C’est assez difficile à dire. En réalité, il y a beaucoup de gens que j’admire. Il y a tellement de musiciens que j’écoute et que je suis avec intérêt, mais travailler ensemble est totalement différent. Je pense qu’il y a en a peu avec qui cela pourrait vraiment fonctionner. Cependant, je suis une très grande fan de Coldplay, donc si il y a une chose que j’espère, c’est de pouvoir un jour réaliser quelque chose avec Chris Martin ou quelqu’un comme lui ! Ce serait génial.

  • Quel est le prochain britannique qui va faire du bruit selon toi ?

L’année dernière a été très excitante. Il y a James Bay au Royaume-Uni, qui est un peu similaire à George (Ezra), qui a fait mes premières parties dans le passé et qui explose en ce moment. C’est super de voir cela se produire. Il y a aussi un fille qui s’appelle Marika Hackman ; elle sort un album bientôt et je suis impatiente ! Elle est très “indie and cool” !

  • George Ezra, que tu accompagnes en ce moment en tournée ! Et te voilà donc en concert à Paris. Une première pour toi ?

C’est la deuxième fois ! J’ai déjà joué ici il y a deux ans avec Fink. C’était le premier concert de sa tournée, la salle était magnifique mais je ne me souviens plus de son nom. Je devrais, car j’ai vraiment apprécié ce premier passage à Paris. Mais ça va me revenir ! (NDLR : 6 novembre 2012 au Cabaret Sauvage).

  • Comment vis-tu cette tournée avec George Ezra ?

C’est génial. Nous sommes arrivés il y a deux jours parce qu’il devait jouer au Grand Journal. La journée d’hier a été super, je n’arrive pas à croire que ce soit presque fini. Nous n’avons plus que trois concerts à faire. Ça fait bizarre après deux mois de tournée commune, c’était si intense. J’ai fait toute la tournée avec lui dans son bus, avec ses musiciens et son staff. J’ai l’impression de faire partie de la famille maintenant. C’est vraiment formidable !

Rae Morris par Mauro Melis

  • Est-ce la tournée la plus importante que tu as eu la chance de réaliser jusqu’à présent ? Y-a-t-il d’autres grands moments vécus sur  scène que tu retiens particulièrement ?

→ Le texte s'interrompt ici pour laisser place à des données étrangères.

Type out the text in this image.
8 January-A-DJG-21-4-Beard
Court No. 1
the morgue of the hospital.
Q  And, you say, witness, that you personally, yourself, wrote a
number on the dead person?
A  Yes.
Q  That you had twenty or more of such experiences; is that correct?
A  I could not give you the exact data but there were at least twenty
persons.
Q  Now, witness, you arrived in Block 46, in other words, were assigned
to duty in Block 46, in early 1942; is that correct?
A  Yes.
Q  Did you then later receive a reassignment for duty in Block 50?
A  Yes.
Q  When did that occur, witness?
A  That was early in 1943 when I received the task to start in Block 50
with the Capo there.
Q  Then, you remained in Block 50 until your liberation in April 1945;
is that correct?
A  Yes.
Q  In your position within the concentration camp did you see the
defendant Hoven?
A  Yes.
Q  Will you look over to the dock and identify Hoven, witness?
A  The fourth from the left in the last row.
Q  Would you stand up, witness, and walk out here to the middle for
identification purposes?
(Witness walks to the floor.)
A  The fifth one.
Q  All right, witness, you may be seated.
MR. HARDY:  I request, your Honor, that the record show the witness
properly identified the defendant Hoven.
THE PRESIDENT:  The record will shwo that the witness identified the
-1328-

Je pense que toutes ces tournées ont été différentes, mais oui, celle-ci a été particulièrement importante puisqu’elle m’a permis de rencontrer des gens comme toi. J’ai l’impression que c’est également une opportunité unique de présenter ma musique au reste de l’Europe, en dehors du Royaume-Uni. Je n’ai jamais vécu ça auparavant. Surtout que George a des supers fans, qui sont très intéressés par les nouveautés musicales : ils sont venus me voir jouer et ont été très respectueux à mon égard.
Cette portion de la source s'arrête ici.